# Thread: Probability that it will rain

1. ## Probability that it will rain

Statistics show that in my city it rains one day out of every four. Also, if it has rained one day, then two times out of three it will rain the next day. If today is fair, the probability that tomorrow will be fair is:
7/9
7/12
8/9
3/4
or
7/8??
this is all the info im given

2. Originally Posted by foreverbrokenpromises
Statistics show that in my city it rains one day out of every four. Also, if it has rained one day, then two times out of three it will rain the next day. If today is fair, the probability that tomorrow will be fair is:
7/9
7/12
8/9
3/4
or
7/8??
this is all the info im given
Hi,
I think it's 3/4. But I'm not too sure.

3. Well I think something is missing.
I'll use R for rain and F for fair.
The subscript is which day.
It seems you're given $P(R_1)=1/4$ and $P(R_2|R_1)=2/3$.
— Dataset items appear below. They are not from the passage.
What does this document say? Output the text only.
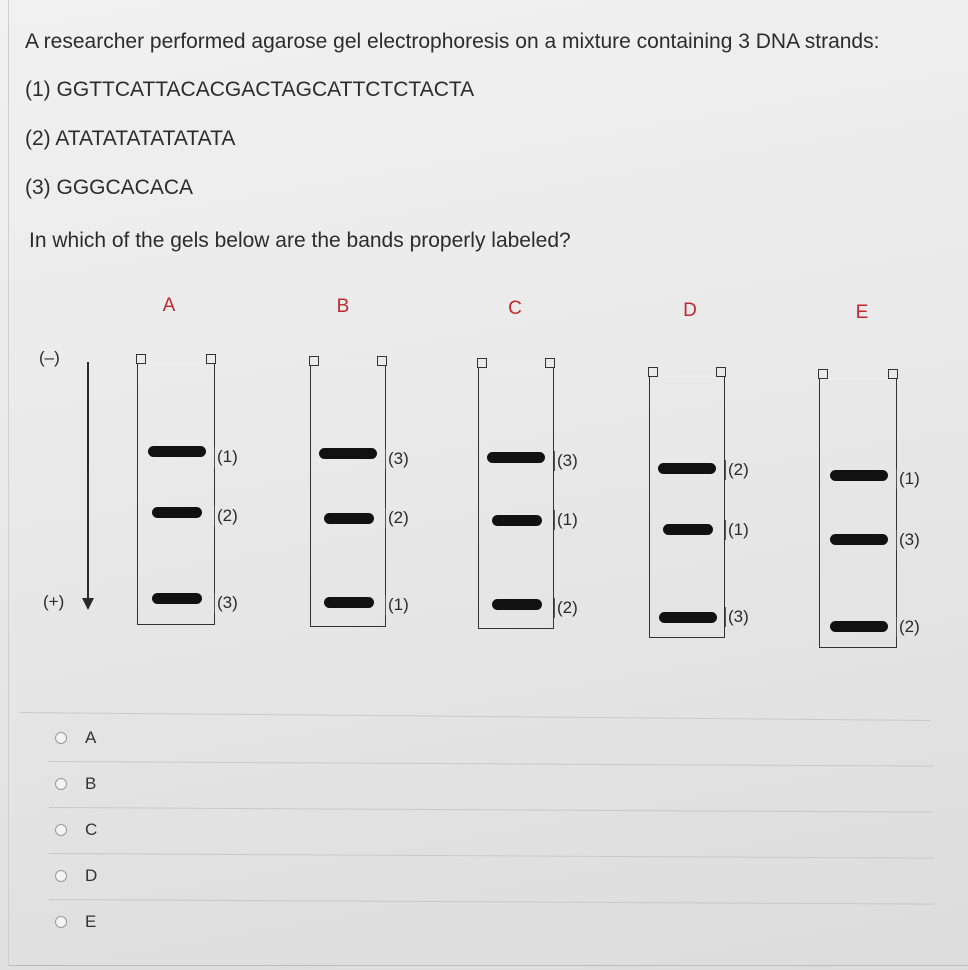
A researcher performed agarose gel electrophoresis on a mixture containing 3 DNA strands:

(1) GGTTCATTACACGACTAGCATTCTCTACTA

(2) ATATATATATATATA

(3) GGGCACACA

In which of the gels below are the bands properly labeled?

(–)
(+)
A
(1)
(2)
(3)
B
(3)
(2)
(1)
C
(3)
(1)
(2)
D
(2)
(1)
(3)
E
(1)
(3)
(2)
A
B
C
D
E
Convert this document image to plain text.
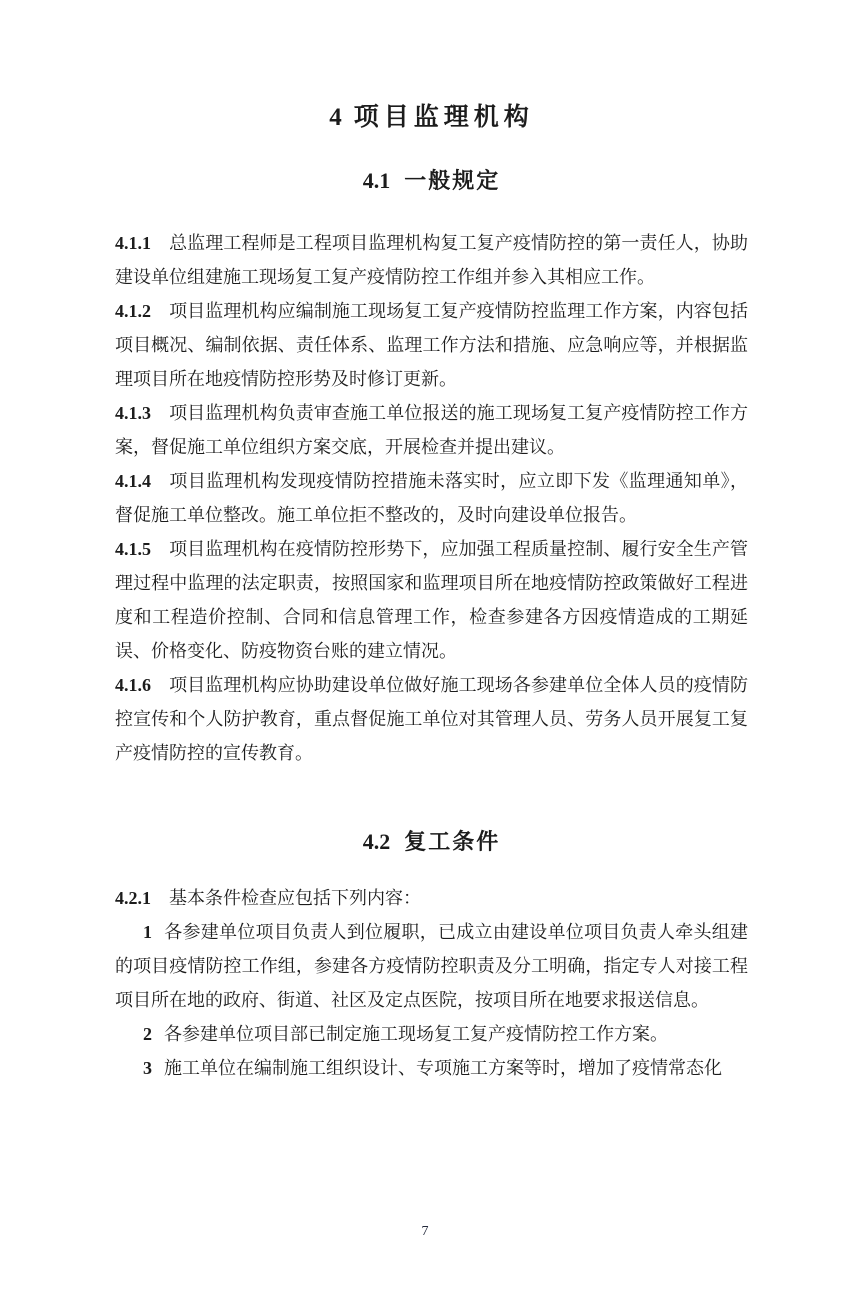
4 项目监理机构
4.1 一般规定

4.1.1 总监理工程师是工程项目监理机构复工复产疫情防控的第一责任人，协助建设单位组建施工现场复工复产疫情防控工作组并参入其相应工作。

4.1.2 项目监理机构应编制施工现场复工复产疫情防控监理工作方案，内容包括项目概况、编制依据、责任体系、监理工作方法和措施、应急响应等，并根据监理项目所在地疫情防控形势及时修订更新。

4.1.3 项目监理机构负责审查施工单位报送的施工现场复工复产疫情防控工作方案，督促施工单位组织方案交底，开展检查并提出建议。

4.1.4 项目监理机构发现疫情防控措施未落实时，应立即下发《监理通知单》，督促施工单位整改。施工单位拒不整改的，及时向建设单位报告。

4.1.5 项目监理机构在疫情防控形势下，应加强工程质量控制、履行安全生产管理过程中监理的法定职责，按照国家和监理项目所在地疫情防控政策做好工程进度和工程造价控制、合同和信息管理工作，检查参建各方因疫情造成的工期延误、价格变化、防疫物资台账的建立情况。

4.1.6 项目监理机构应协助建设单位做好施工现场各参建单位全体人员的疫情防控宣传和个人防护教育，重点督促施工单位对其管理人员、劳务人员开展复工复产疫情防控的宣传教育。

4.2 复工条件

4.2.1 基本条件检查应包括下列内容：

1 各参建单位项目负责人到位履职，已成立由建设单位项目负责人牵头组建的项目疫情防控工作组，参建各方疫情防控职责及分工明确，指定专人对接工程项目所在地的政府、街道、社区及定点医院，按项目所在地要求报送信息。

2 各参建单位项目部已制定施工现场复工复产疫情防控工作方案。

3 施工单位在编制施工组织设计、专项施工方案等时，增加了疫情常态化

7
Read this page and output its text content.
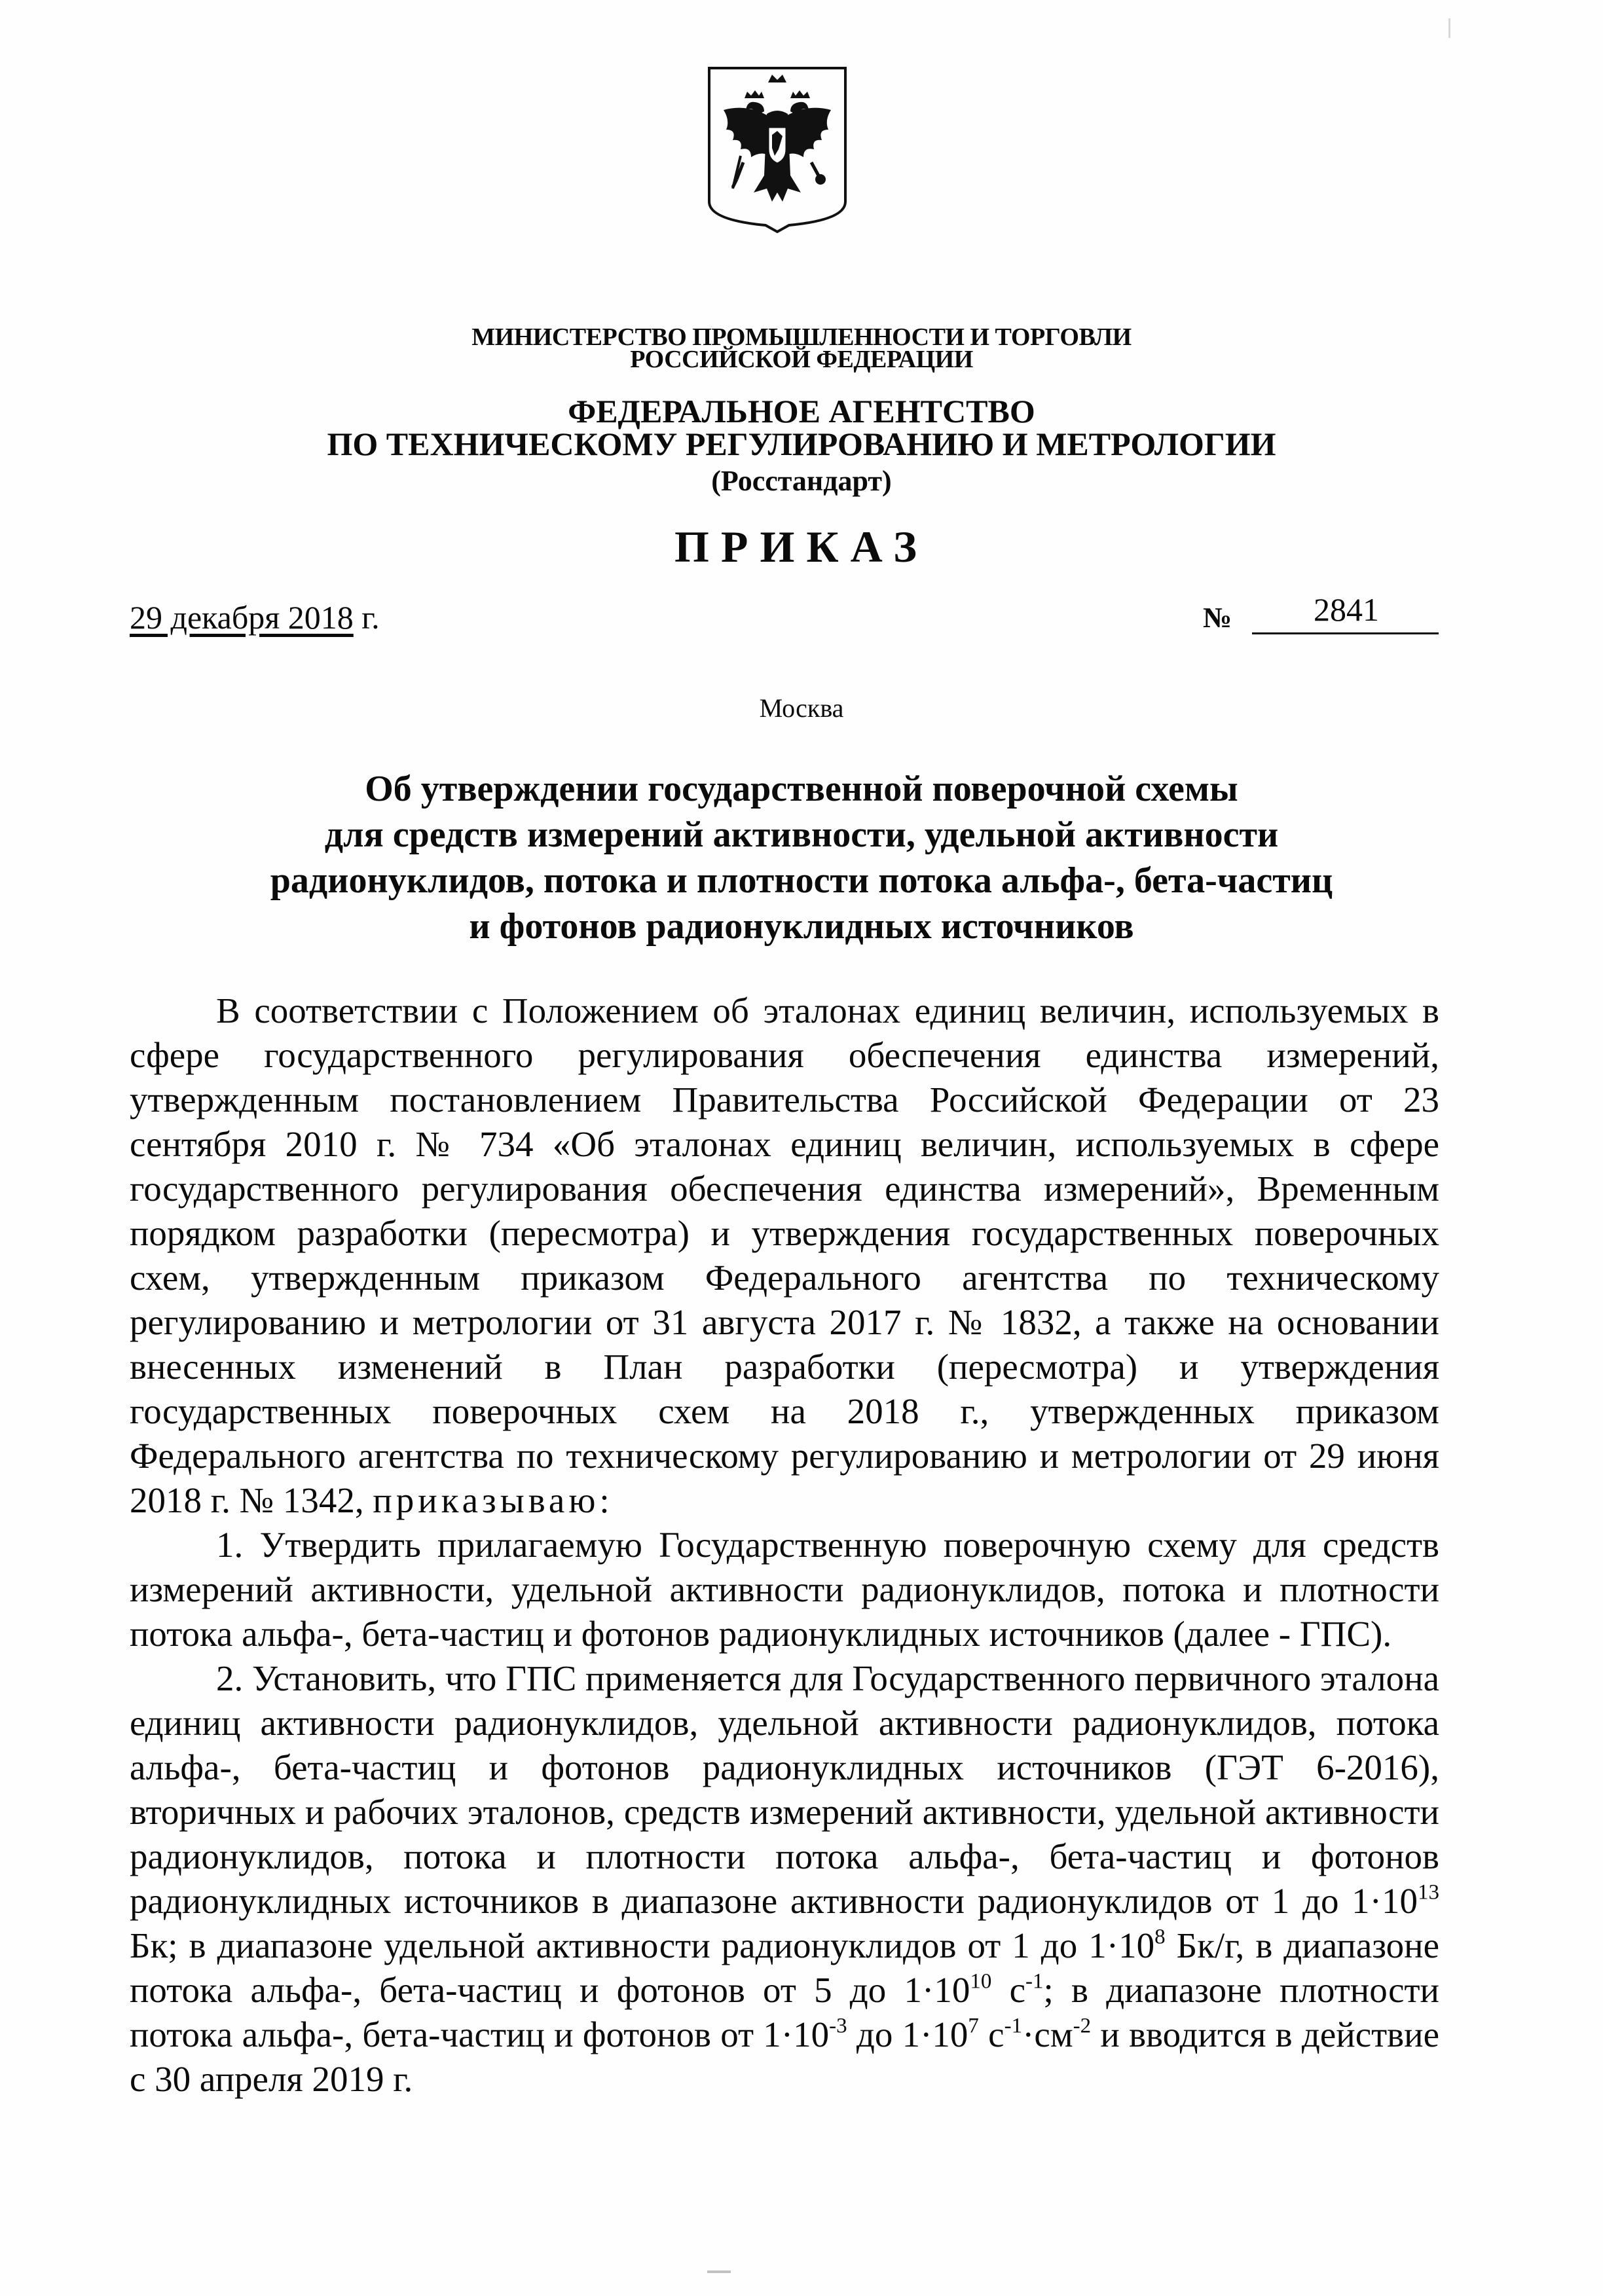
МИНИСТЕРСТВО ПРОМЫШЛЕННОСТИ И ТОРГОВЛИ
РОССИЙСКОЙ ФЕДЕРАЦИИ
ФЕДЕРАЛЬНОЕ АГЕНТСТВО
ПО ТЕХНИЧЕСКОМУ РЕГУЛИРОВАНИЮ И МЕТРОЛОГИИ
(Росстандарт)
ПРИКАЗ
29 декабря 2018 г.	№	2841
Москва
Об утверждении государственной поверочной схемы
для средств измерений активности, удельной активности
радионуклидов, потока и плотности потока альфа-, бета-частиц
и фотонов радионуклидных источников

В соответствии с Положением об эталонах единиц величин, используемых в сфере государственного регулирования обеспечения единства измерений, утвержденным постановлением Правительства Российской Федерации от 23 сентября 2010 г. № 734 «Об эталонах единиц величин, используемых в сфере государственного регулирования обеспечения единства измерений», Временным порядком разработки (пересмотра) и утверждения государственных поверочных схем, утвержденным приказом Федерального агентства по техническому регулированию и метрологии от 31 августа 2017 г. № 1832, а также на основании внесенных изменений в План разработки (пересмотра) и утверждения государственных поверочных схем на 2018 г., утвержденных приказом Федерального агентства по техническому регулированию и метрологии от 29 июня 2018 г. № 1342, приказываю:

1. Утвердить прилагаемую Государственную поверочную схему для средств измерений активности, удельной активности радионуклидов, потока и плотности потока альфа-, бета-частиц и фотонов радионуклидных источников (далее - ГПС).

2. Установить, что ГПС применяется для Государственного первичного эталона единиц активности радионуклидов, удельной активности радионуклидов, потока альфа-, бета-частиц и фотонов радионуклидных источников (ГЭТ 6-2016), вторичных и рабочих эталонов, средств измерений активности, удельной активности радионуклидов, потока и плотности потока альфа-, бета-частиц и фотонов радионуклидных источников в диапазоне активности радионуклидов от 1 до $1\cdot 10^{13}$ Бк; в диапазоне удельной активности радионуклидов от 1 до $1\cdot 10^8$ Бк/г, в диапазоне потока альфа-, бета-частиц и фотонов от 5 до $1\cdot 10^{10}$ $с^{-1}$; в диапазоне плотности потока альфа-, бета-частиц и фотонов от $1\cdot 10^{-3}$ до $1\cdot 10^7$ $с^{-1}\cdot см^{-2}$ и вводится в действие с 30 апреля 2019 г.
Now $P(F_2|F_1)={P(F_1F_2)\over P(F_1)} ={P(F_1F_2)\over 3/4}$.

There are four possibilities so...

$1=P(F_1F_2)+P(R_1F_2)+P(F_1R_2)+P(R_1R_2)$.

$P(R_1R_2)= P(R_2|R_1)P(R_1)=(2/3)(1/4)$ and $P(F_2R_1)=P(F_2|R_1)P(R_1)=(1/3)(1/4)$.

So in order to obtain $P(F_1F_2)$ we need $P(F_1R_2)$.

It follows that $P(F_1R_2)=P(R_2F_1)=P(R_2|F_1)P(F_1)=(?)(3/4)$.

Hence I need $P(R_2|F_1)$ or it's complement probability $P(F_2|F_1)$.

4. Originally Posted by foreverbrokenpromises
Statistics show that in my city it rains one day out of every four. Also, if it has rained one day, then two times out of three it will rain the next day. If today is fair, the probability that tomorrow will be fair is:
7/9
7/12
8/9
3/4
or
7/8??
this is all the info im given
If you try drawing a tree diagram it will quickly become obvious that there is insufficient given information to answer this question.

5. Originally Posted by matheagle
Well I think something is missing.
I'll use R for rain and F for fair.
The subscript is which day.
It seems you're given $P(R_1)=1/4$ and $P(R_2|R_1)=2/3$.

Now $P(F_2|F_1)={P(F_1F_2)\over P(F_1)} ={P(F_1F_2)\over 3/4}$.

There are four possibilities so...

$1=P(F_1F_2)+P(R_1F_2)+P(F_1R_2)+P(R_1R_2)$.

$P(R_1R_2)= P(R_2|R_1)P(R_1)=(2/3)(1/4)$ and $P(F_2R_1)=P(F_2|R_1)P(R_1)=(1/3)(1/4)$.

So in order to obtain $P(F_1F_2)$ we need $P(F_1R_2)$.

It follows that $P(F_1R_2)=P(R_2F_1)=P(R_2|F_1)P(F_1)=(?)(3/4)$.

Hence I need $P(R_2|F_1)$ or it's complement probability $P(F_2|F_1)$.
I think we can calculate $P(R_2|F_1)$. We have
$P(R_2) = P(F_1)P(R_2|F_1)+P(R_1)P(R_2|R_1)
\rightarrow 1/4 = 3/4 P(R_2|F_1) + 1/4 2/3.$

We obtain $P(R_2|F_1) = 1/9$
So the right answer is 8/9